La disperata-debole pressione degli Stati Uniti è proprio finalizzata a scongiurare un simile scenario. Washington teme che Gerusalemme possa organizzare nei prossimi mesi una rappresaglia militare su larga scala contro Teheran che innescherebbe una guerra nella quale la super potenza verrebbe coinvolta obtorto collo, distraendola ulteriormente dal sud-est asiatico. L’invio delle portaerei americane Ford e Eisenhower nei pressi delle acque territoriali israeliane lo scorso ottobre, è la classica “diplomazia delle cannoniere” che si pone il fine di prevenire un ulteriore escalation del conflitto: rassicurando Israele sulla vicinanza americana e scoraggiando i suoi nemici ad approfittare della vulnerabilità del momento. L’amministrazione Biden è così preoccupata che, in occasione dell’incontro con il premier israeliano Netanyahu, Biden ha consigliato a quest’ultimo di non ripetere gli stessi errori commessi dagli Stati Uniti dopo l’11 settembre. Dichiarazioni forti che segnalano l’intenzione americana di continuare a supportare Israele in un momento così difficile ma allo stesso tempo di non appoggiare in toto tutte le scelte del governo Netanyahu. Posizione che potrebbe causare nel medio periodo tensioni tra le parti come di fatto sta già accadendo. Sebbene durante la riunione del Consiglio di Sicurezza delle Nazioni Unite dello scorso 8 dicembre gli Stati Uniti abbiano posto il veto sulla risoluzione che chiedeva un cessate il fuoco umanitario, la decisione di Washington di sanzionare i coloni israeliani responsabili delle violenze in Cisgiordania, negando loro il visto, è il primo segnale di un rapporto che si sta complicando così come le critiche della Casa Bianca al modus operandi del governo israeliano nei confronti dei civili di Gaza che ne starebbe provocando l’isolamento internazionale.
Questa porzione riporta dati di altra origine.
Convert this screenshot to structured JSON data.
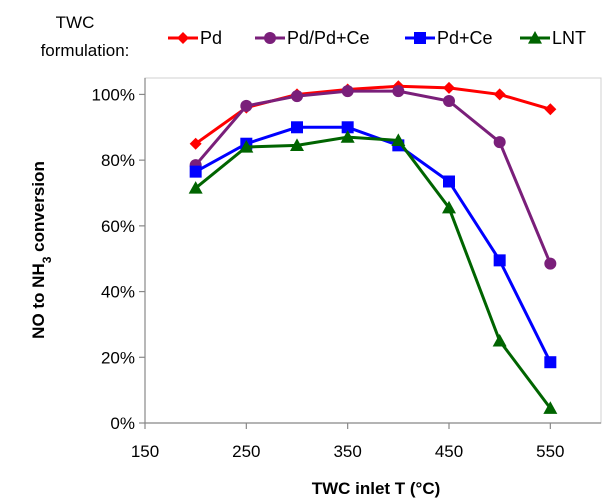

L’impasse diplomatico rimane e la tregua mediata dal Qatar, durata dal 24 novembre al 1 dicembre, è servita per lo scambio di prigionieri tra le parti belligeranti ma non ha portato a nessun risultato politico concreto; segnale che la guerra durerà ancora a lungo e che le parti belligeranti non si fermeranno fino a quando non avranno raggiunto i risultati sperati. Se l’iperbole del conflitto dovesse proseguire con tale intensità, lo scontro tra Iran e Israele è solo questione di tempo.